In an embarrassing backdown, RMIT University has withdrawn a proposed enterprise agreement two days into a staff ballot to approve it. The agreement would have covered teachers in RMIT’s vocational education (VE) business, formerly RMIT TAFE.

“RMIT have tried every trick in the book to lock in substandard wages and conditions for teachers, including a new one: cancelling a ballot in the middle of the vote!”, said RMIT NTEU branch president Melissa Slee. “This was a spectacular mistake.” 

The university was asking workers to approve an agreement that was worse than one that had been thrashed in a non-union ballot less than 12 months ago. As if to punish staff for voting down the earlier agreement, the recently withdrawn deal had a lower pay offer and dictated that teachers “shall not unreasonably refuse” to teach hours in excess of the existing 21-hour cap.

The agreement also sought to curtail union representation, removing the Australian Education Union and the National Tertiary Education Union as parties. Negotiators for the AEU backed the deal and now share in some of the embarrassment following the university’s decision to pull out of the ballot.

Olga Lorenza, a teacher and NTEU member, explained the impact that the AEU’s approach to bargaining has had on staff: “To watch as one of the two unions representing teachers at RMIT – the AEU – sides with management instead of with another union, the NTEU, has been very confronting and confusing for some teachers”.

The AEU’s first priority, Olga explained, was to line up all Victorian TAFEs on a new multi-business agreement. In the aftermath of major cuts to TAFE funding by the last two state governments, this translates into the AEU endeavouring to hold down the pay and conditions of employees at institutions like RMIT – despite its 2014 profit of $71.2 million.

“They have to keep our pay and conditions at RMIT on a par with what those struggling TAFEs will be able to afford”, Olga told Red Flag, “but this is a ridiculous strategy that comes from the AEU headquarters and doesn’t prioritise RMIT members.

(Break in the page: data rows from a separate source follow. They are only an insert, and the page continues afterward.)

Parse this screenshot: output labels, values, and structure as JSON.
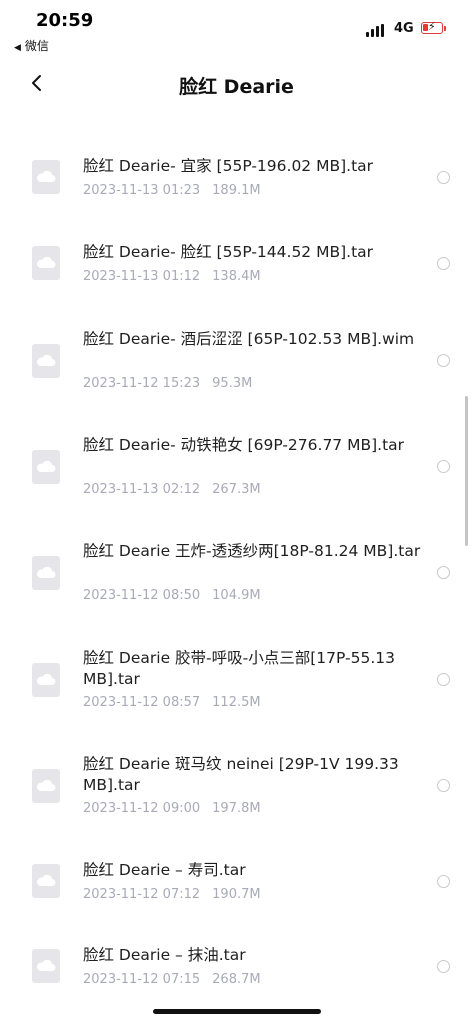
{
  "status_bar": {
    "time": "20:59",
    "back_app": "微信",
    "network": "4G"
  },
  "nav": {
    "title": "脸红 Dearie"
  },
  "files": [
    {
      "name": "脸红 Dearie- 宜家 [55P-196.02 MB].tar",
      "date": "2023-11-13 01:23",
      "size": "189.1M"
    },
    {
      "name": "脸红 Dearie- 脸红 [55P-144.52 MB].tar",
      "date": "2023-11-13 01:12",
      "size": "138.4M"
    },
    {
      "name": "脸红 Dearie- 酒后涩涩 [65P-102.53 MB].wim",
      "date": "2023-11-12 15:23",
      "size": "95.3M"
    },
    {
      "name": "脸红 Dearie-  动铁艳女 [69P-276.77 MB].tar",
      "date": "2023-11-13 02:12",
      "size": "267.3M"
    },
    {
      "name": "脸红 Dearie 王炸-透透纱两[18P-81.24 MB].tar",
      "date": "2023-11-12 08:50",
      "size": "104.9M"
    },
    {
      "name": "脸红 Dearie 胶带-呼吸-小点三部[17P-55.13 MB].tar",
      "date": "2023-11-12 08:57",
      "size": "112.5M"
    },
    {
      "name": "脸红 Dearie 斑马纹 neinei [29P-1V 199.33 MB].tar",
      "date": "2023-11-12 09:00",
      "size": "197.8M"
    },
    {
      "name": "脸红 Dearie – 寿司.tar",
      "date": "2023-11-12 07:12",
      "size": "190.7M"
    },
    {
      "name": "脸红 Dearie – 抹油.tar",
      "date": "2023-11-12 07:15",
      "size": "268.7M"
    }
  ],
  "colors": {
    "meta_text": "#a9aab8",
    "icon_bg": "#e6e6ea",
    "battery_low": "#e53935"
  },
  "icons": {
    "file": "cloud-file-icon",
    "back": "chevron-left-icon",
    "select": "radio-circle-icon"
  }
}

“RMIT’s profits have surged in the last few years, while TAFEs across the state have suffered. We’re just not in the same position. Management can afford, for instance, to pay us the same super as they give everyone else in vocational education – librarians, IT staff, admin people.”

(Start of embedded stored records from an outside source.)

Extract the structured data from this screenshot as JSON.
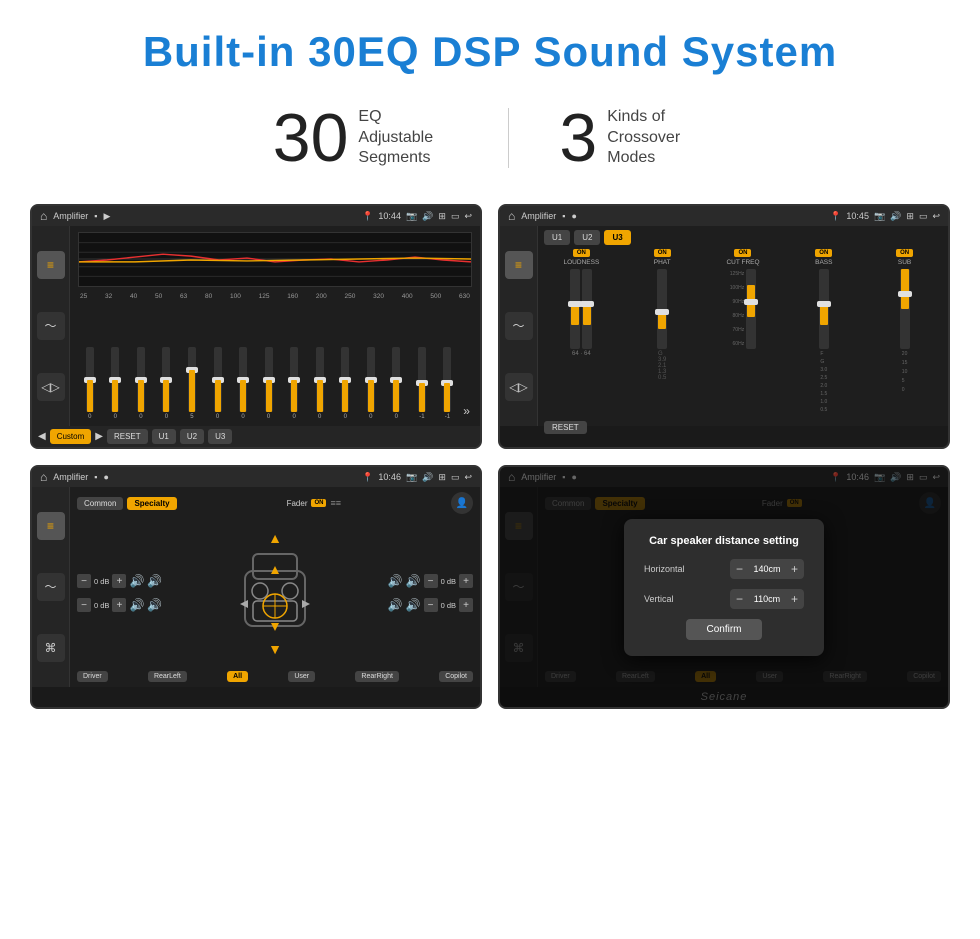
{
  "header": {
    "title": "Built-in 30EQ DSP Sound System",
    "accent_color": "#1a7fd4"
  },
  "stats": [
    {
      "number": "30",
      "label": "EQ Adjustable\nSegments"
    },
    {
      "number": "3",
      "label": "Kinds of\nCrossover Modes"
    }
  ],
  "screens": [
    {
      "id": "screen-eq",
      "statusbar": {
        "app": "Amplifier",
        "time": "10:44"
      },
      "type": "equalizer",
      "freqs": [
        "25",
        "32",
        "40",
        "50",
        "63",
        "80",
        "100",
        "125",
        "160",
        "200",
        "250",
        "320",
        "400",
        "500",
        "630"
      ],
      "values": [
        "0",
        "0",
        "0",
        "0",
        "5",
        "0",
        "0",
        "0",
        "0",
        "0",
        "0",
        "0",
        "0",
        "-1",
        "0",
        "-1"
      ],
      "bottomBtns": [
        "Custom",
        "RESET",
        "U1",
        "U2",
        "U3"
      ]
    },
    {
      "id": "screen-crossover",
      "statusbar": {
        "app": "Amplifier",
        "time": "10:45"
      },
      "type": "crossover",
      "presets": [
        "U1",
        "U2",
        "U3"
      ],
      "activePreset": "U3",
      "bands": [
        {
          "label": "LOUDNESS",
          "on": true
        },
        {
          "label": "PHAT",
          "on": true
        },
        {
          "label": "CUT FREQ",
          "on": true
        },
        {
          "label": "BASS",
          "on": true
        },
        {
          "label": "SUB",
          "on": true
        }
      ],
      "resetBtn": "RESET"
    },
    {
      "id": "screen-speaker",
      "statusbar": {
        "app": "Amplifier",
        "time": "10:46"
      },
      "type": "speaker",
      "presets": [
        "Common",
        "Specialty"
      ],
      "activePreset": "Specialty",
      "faderLabel": "Fader",
      "faderOn": true,
      "channels": [
        {
          "position": "top-left",
          "db": "0 dB"
        },
        {
          "position": "top-right",
          "db": "0 dB"
        },
        {
          "position": "bottom-left",
          "db": "0 dB"
        },
        {
          "position": "bottom-right",
          "db": "0 dB"
        }
      ],
      "positionBtns": [
        "Driver",
        "RearLeft",
        "All",
        "User",
        "RearRight",
        "Copilot"
      ]
    },
    {
      "id": "screen-dialog",
      "statusbar": {
        "app": "Amplifier",
        "time": "10:46"
      },
      "type": "speaker-dialog",
      "presets": [
        "Common",
        "Specialty"
      ],
      "activePreset": "Specialty",
      "dialog": {
        "title": "Car speaker distance setting",
        "horizontal": {
          "label": "Horizontal",
          "value": "140cm"
        },
        "vertical": {
          "label": "Vertical",
          "value": "110cm"
        },
        "confirmBtn": "Confirm"
      }
    }
  ]
}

Over the last 12 months, the AEU has been bleeding RMIT vocational education members to the NTEU. Previously, by mutual agreement, RMIT TAFE teachers were covered only by the AEU, the NTEU never attempting to recruit there.

But the shift from TAFE to RMIT VE made the teachers direct employees of the university, and the behaviour of the AEU officials forced the hands of rank and file AEU members. Last year, upon their own initiative, the entire AEU RMIT VE sub-branch committee defected to the NTEU. Dozens more members followed in their wake. As it stands, the two unions are now roughly the same size, but the NTEU is growing rapidly while the AEU shrinks.

When the now withdrawn agreement was put to ballot, it was left to the NTEU members alone to run the “vote no” campaign, and to force management into its humiliating back down.

The confident and organised teachers are now well placed to fight on for a new agreement, as Melissa Slee explained: “Last week they [the university] finally coughed up a long overdue administrative pay rise. Teachers in response unanimously supported a vote of no-confidence and launched an industrial campaign”.

“Teachers are very switched on, and I think their confidence is growing. This is a really inspiring campaign”, she said.

Olga agrees: “They just tell us bluntly that teachers are not worth it … [but] we will win because unfairness and disrespect are never winning strategies in the long run”.